Privacy Rights in Peril: Uttarakhand's Civil Code Draws Criticism for Mandating Live-In Relationship Registration

Failure to inform the registrar about the relationship within 30 days could result in convictions with a prison term of up to three months and a fine of up to Rs 10,000.
Privacy Rights in Peril: Uttarakhand's Civil Code Draws Criticism for Mandating Live-In Relationship Registration

Dehradun- The recent Uniform Civil Code tabled by the Chief Minister Pushkar Singh Dhami in the state assembly of Uttarakhand on 6th February brought in a number of controversial measures. One such point is the registration of live-in relationships, which theoretically goes against many fundamental rights such as Right to Privacy.

The proposed bill seeks to regulate live-in relationships within the state of Uttarakhand, requiring partners to submit a statement about their live-in status to the registrar, regardless of their residency status in the state. This means that even individuals with Uttarakhand domicile who are not currently residing in the state must register their live-in relationships.

Failure to inform the registrar within 30 days could result in convictions with a prison term of up to three months and a fine of up to Rs 10,000. Additionally, if partners fail to respond to the registrar's notice, the prison term may be extended to six months with a maximum fine of Rs 25,000.

Section 387(3) outlines the penalties for failing to submit the statement of live-in relationship, stating that partners may face imprisonment for up to six months, a fine of up to Rs 25,000, or both.

Furthermore, the registrar is mandated to inform the police in-charge of the relevant police station. If the partners are under the age of 21, their parents will be informed by the authorities.

Additionally, the proposed law includes provisions for women who are deserted by their live-in partners to claim maintenance, ensuring some form of financial support in such situations. Overall, the bill aims to establish regulatory mechanisms for live-in relationships in Uttarakhand, including registration requirements and penalties for non-compliance, while also addressing concerns related to desertion and maintenance for women in such relationships.

The Mooknayak talked to Ishaan Duggal, who is a Principal Associate at HAS Advocates, New Delhi, in order to understand if this provision violates the fundamental Right to Privacy.

Opening up about the probable intent, the lawyer claimed, “It cannot be denied that a bundle of rights would flow from registration of a live-in relationship under the Uniform Civil Code of Uttarakhand.
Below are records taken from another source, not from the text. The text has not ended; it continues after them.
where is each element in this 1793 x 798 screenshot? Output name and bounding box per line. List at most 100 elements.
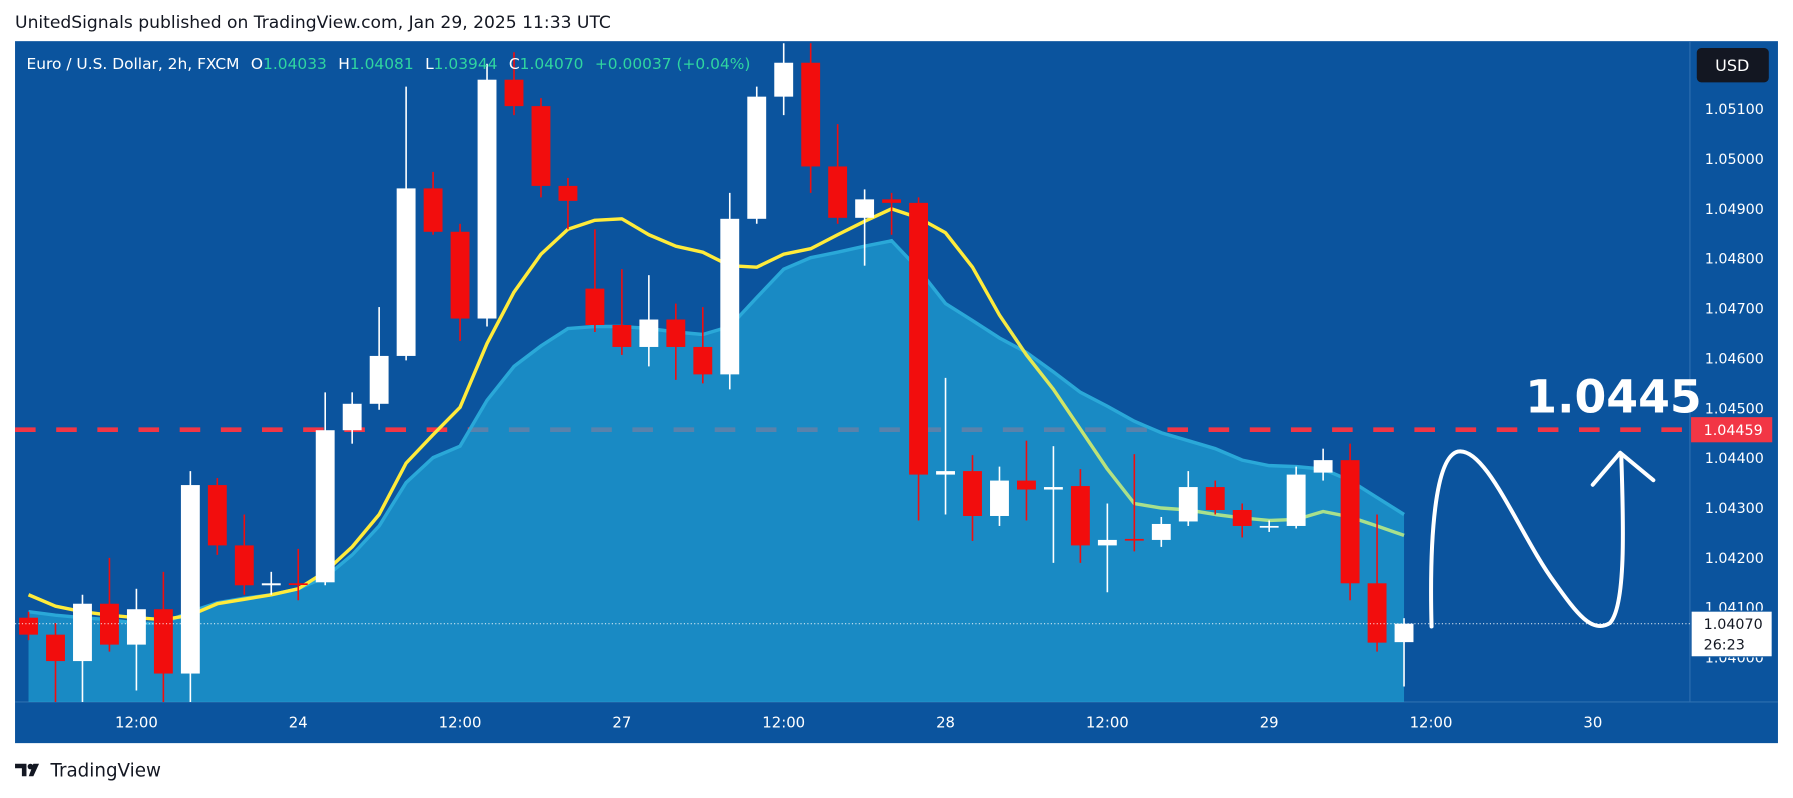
candle-body [1286,474,1306,526]
candle-body [1151,523,1171,540]
candle-body [1394,623,1414,643]
candle-body [990,480,1009,516]
area-fill [28,240,1405,702]
y-tick-label: 1.05100 [1705,102,1764,118]
candle-body [450,231,470,319]
candle-body [504,79,524,107]
ohlc-key: H [338,55,350,73]
candle-body [234,545,254,586]
x-tick-label: 12:00 [762,714,805,732]
x-tick-label: 28 [936,714,955,732]
candle-body [531,106,551,186]
y-tick-label: 1.04400 [1705,451,1764,467]
candle-body [423,188,443,232]
candle-body [693,346,713,375]
y-tick-label: 1.04300 [1705,501,1764,517]
candle-body [46,634,65,662]
currency: USD [1715,56,1749,75]
candle-body [612,325,632,347]
x-tick-label: 30 [1583,714,1602,732]
candle-body [1313,460,1333,473]
candle-body [882,199,902,203]
y-tick-label: 1.04900 [1705,202,1764,218]
annotation: 1.0445 [1525,371,1701,424]
ohlc-key: C [509,55,520,73]
candle-body [207,485,227,546]
candle-body [153,609,173,674]
candle-body [558,185,578,201]
candle-body [99,603,119,645]
candle-body [1043,487,1063,490]
candle-body [1205,487,1225,510]
ohlc-key: O [251,55,263,73]
candle-body [936,471,955,475]
candle-body [909,202,929,475]
brand-logo [15,763,40,777]
x-tick-label: 12:00 [115,714,158,732]
x-tick-label: 24 [289,714,308,732]
candle-body [261,583,281,586]
candle-body [1097,539,1117,546]
candle-body [1178,487,1198,522]
candle-body [1070,486,1090,546]
currency-button [1696,48,1769,83]
price-level-label: 1.04459 [1704,423,1763,439]
candle-body [720,218,740,375]
countdown: 26:23 [1704,637,1745,653]
price-level-tag [1691,417,1773,443]
candle-body [315,430,335,583]
x-tick-label: 12:00 [1086,714,1129,732]
x-tick-label: 27 [612,714,631,732]
change: +0.00037 (+0.04%) [595,55,751,73]
y-tick-label: 1.05000 [1705,152,1764,168]
candle-body [1340,460,1360,584]
candle-body [342,403,362,431]
y-tick-label: 1.04700 [1705,302,1764,318]
moving-average [27,207,1405,622]
arrow-head [1590,450,1656,487]
legend-header: Euro / U.S. Dollar, 2h, FXCM O1.04033 H 1.0… [26,55,750,73]
drawn-arrow [1429,449,1625,629]
candle-body [801,62,821,167]
y-tick-label: 1.04200 [1705,551,1764,567]
candle-body [19,617,38,635]
y-tick-label: 1.04500 [1705,401,1764,417]
candle-body [1017,480,1036,490]
candle-body [963,471,982,516]
candle-body [774,62,794,97]
y-tick-label: 1.04800 [1705,252,1764,268]
candle-body [585,288,605,326]
candle-body [126,609,146,645]
candle-body [477,79,497,319]
x-tick-label: 12:00 [439,714,482,732]
candle-body [747,96,767,219]
overlay: 1.040001.041001.042001.043001.044001.045… [15,48,1773,732]
candle-body [1259,525,1279,528]
candle-body [180,485,200,674]
candle-body [1367,583,1387,643]
candle-body [1124,538,1144,541]
plot-area [15,43,1690,702]
brand-name: TradingView [49,761,161,782]
last-price-label: 1.04070 [1704,617,1763,633]
y-tick-label: 1.04600 [1705,351,1764,367]
candle-body [1232,509,1252,526]
candle-body [855,199,875,218]
last-price-tag [1690,610,1773,658]
x-tick-label: 12:00 [1410,714,1453,732]
publish-title: UnitedSignals published on TradingView.c… [15,13,611,33]
candle-body [639,319,659,347]
candle-body [73,603,92,662]
candle-body [666,319,686,347]
ohlc-key: L [425,55,434,73]
x-tick-label: 29 [1260,714,1279,732]
ohlc-value: 1.04070 [520,55,584,73]
candle-body [828,166,848,218]
ohlc-value: 1.04033 [263,55,327,73]
symbol: Euro / U.S. Dollar, 2h, FXCM [26,55,239,73]
candle-body [396,188,416,356]
candle-body [288,583,308,586]
ohlc-value: 1.03944 [434,55,498,73]
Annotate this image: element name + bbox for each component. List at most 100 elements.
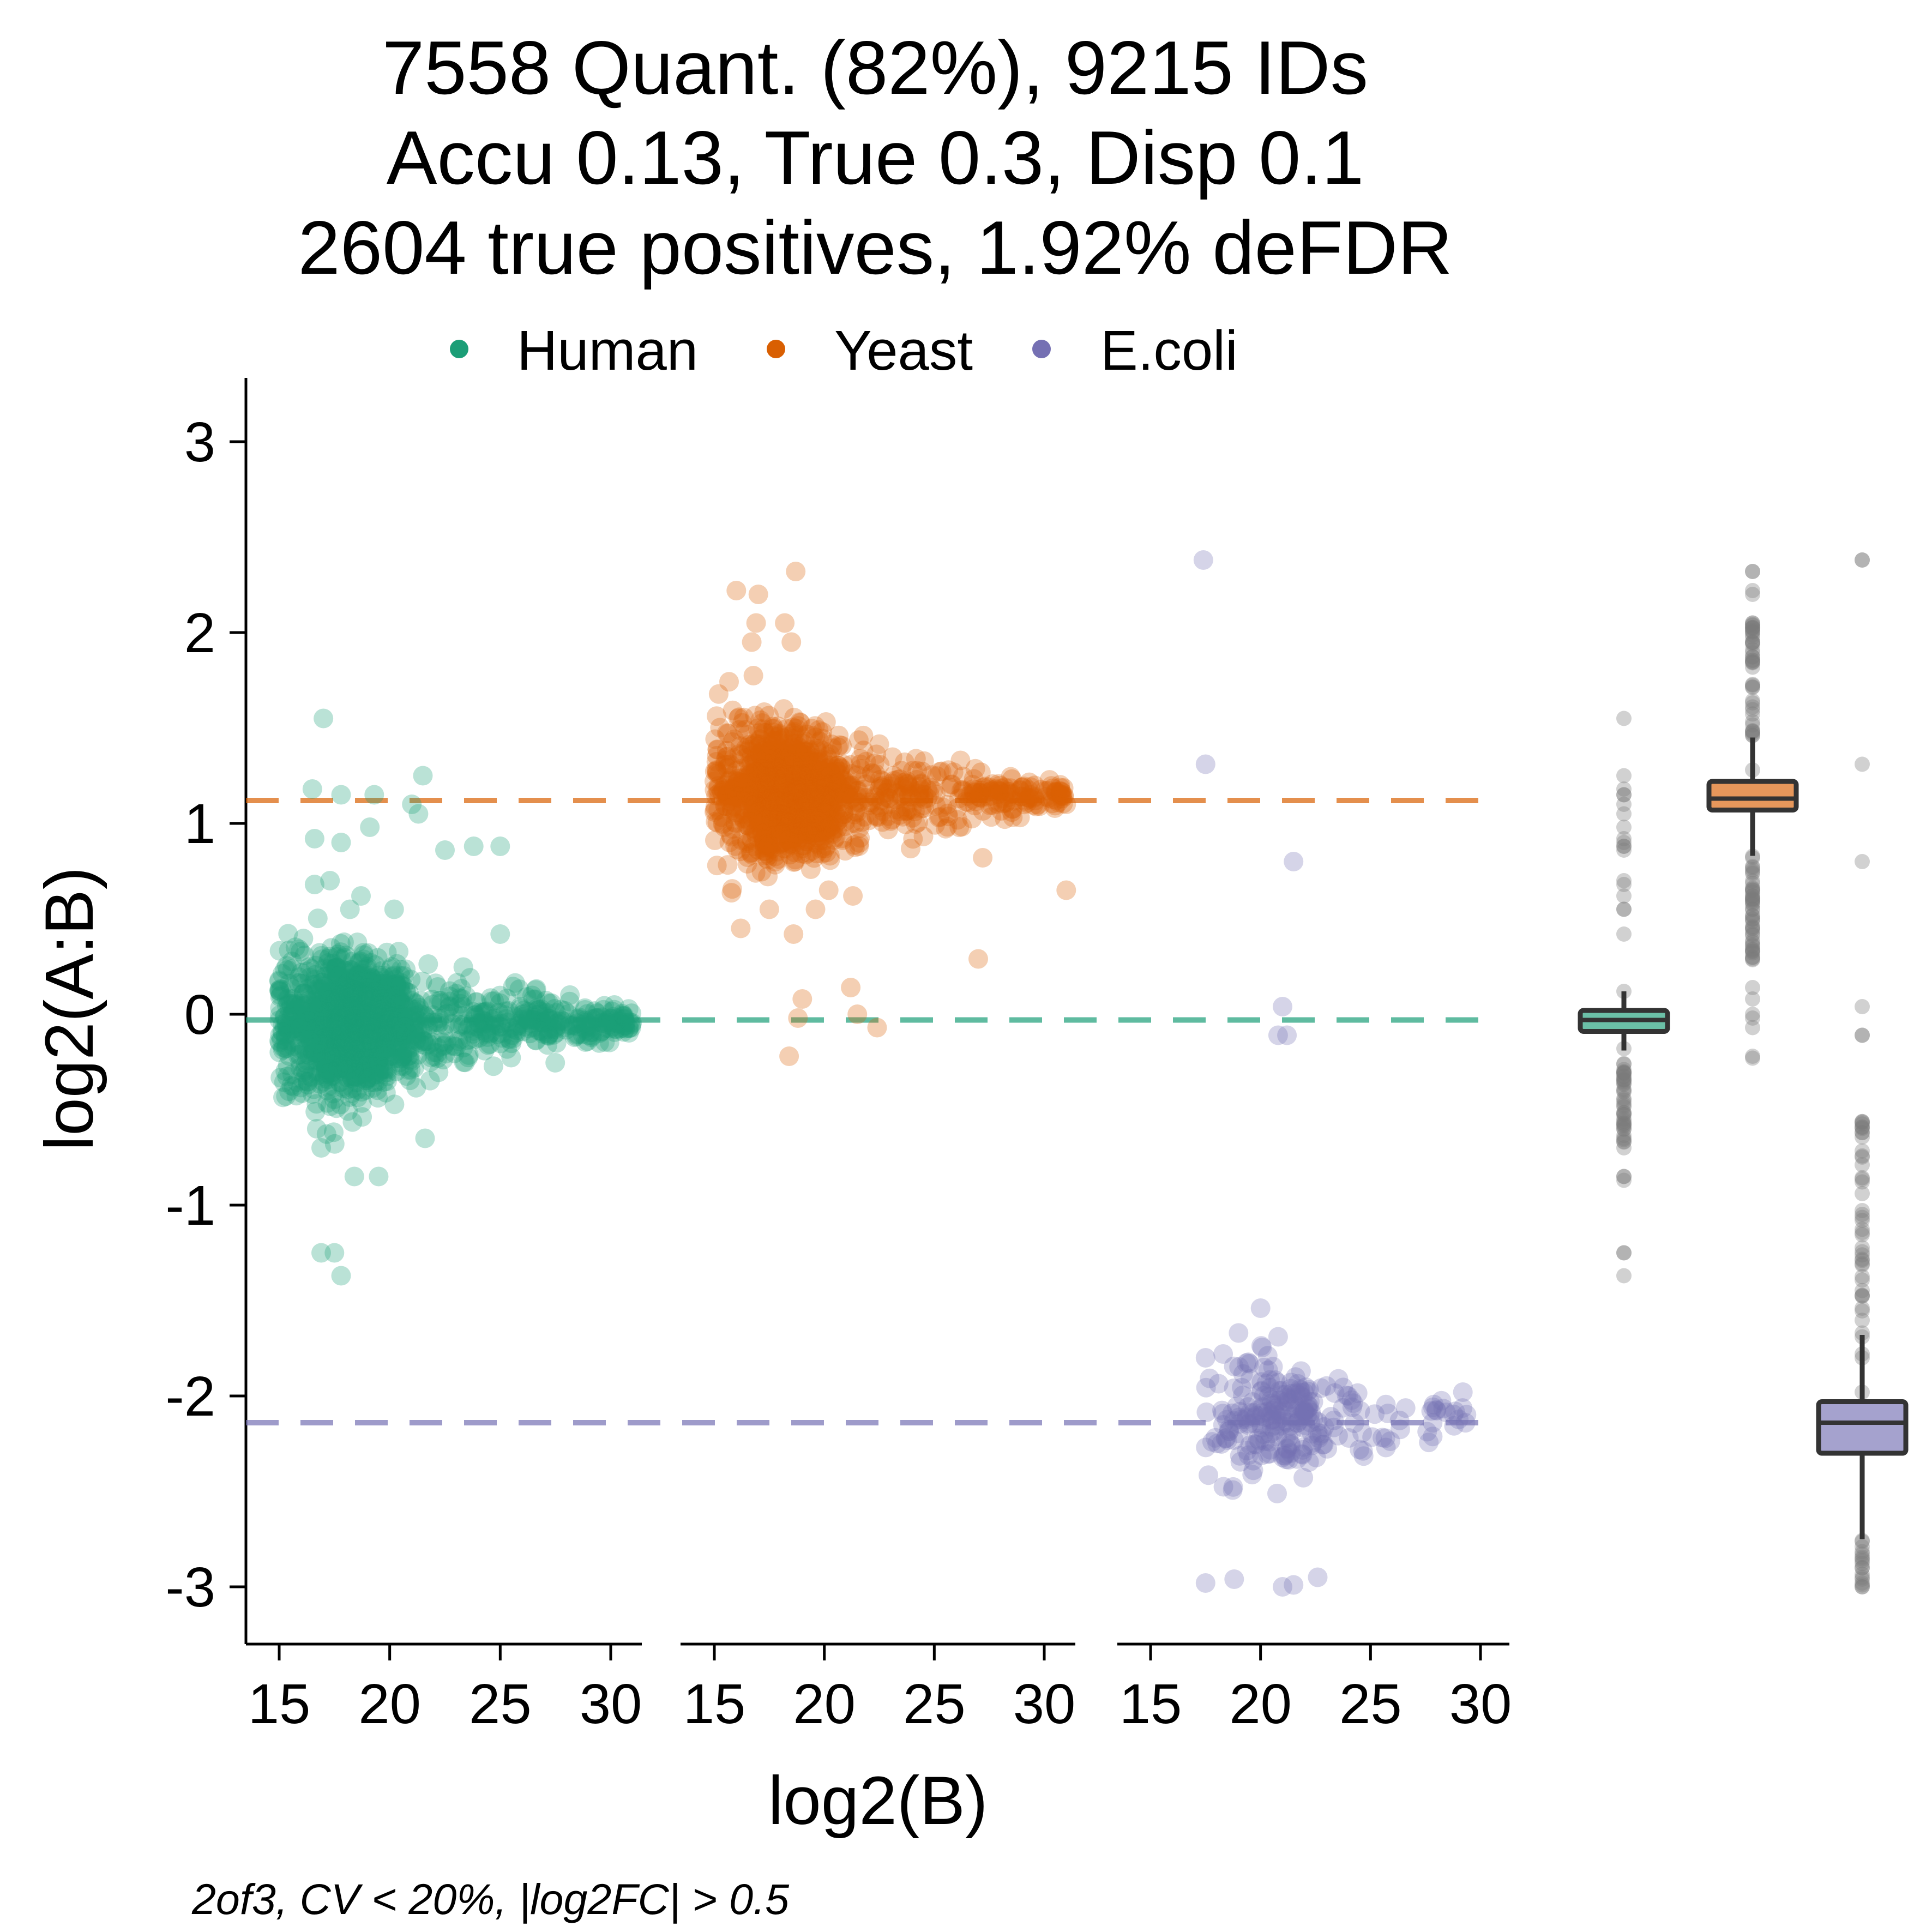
data-point	[364, 1020, 384, 1040]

This seems to be the intent behind introducing these provisions pertaining to live-in relationships.”

“However,” Duggal continued, “the Uniform Civil Code of Uttarakhand provides for imprisonment and/or fine as a consequence for failure to get a live-in relationship registered.” He observed, “This compulsory registration seems to be prima facie violative of the right to privacy, as recognised by the Hon’ble Supreme Court in the Puttaswamy judgment and the Hon’ble Delhi High Court in the Naz Foundation judgment.”

The lawyer suggested, “Perhaps, such registration can be made optional, which would ensure that the proposed rights can flow to the individuals who are willing to opt for such registration.”

In a telephonic conversation with The Mooknayak, Tania, a transgender lawyer representing the community in Uttarakhand, delved deeper into the conservative ideology driving the push for registering live-in relationships. "This reflects a Manuwadi mindset,” remarked Tania “where a woman's identity is solely defined by the men in her life. Even upon reaching adulthood at 18, a woman's relationships come under surveillance. While relationships are scrutinized, laws concerning domestic violence remain inadequately addressed."

According to a report by The New Indian Express, Delhi-based lawyer and columnist, Gyanant Sungh expressed that the proposed bill amounts to moral policing and infringes upon fundamental rights guaranteed under Article 21 of the Indian Constitution, including the right to privacy, liberty, and life. Sungh emphasized that such provisions could potentially lead to the harassment of individuals living together in consensual relationships.

He further stated that the police might unnecessarily target men and women in live-in relationships, highlighting that living together as consenting adults is not a crime. Sungh argued that compelling individuals to report their live-in relationships may violate their desire to maintain the privacy of their personal affairs.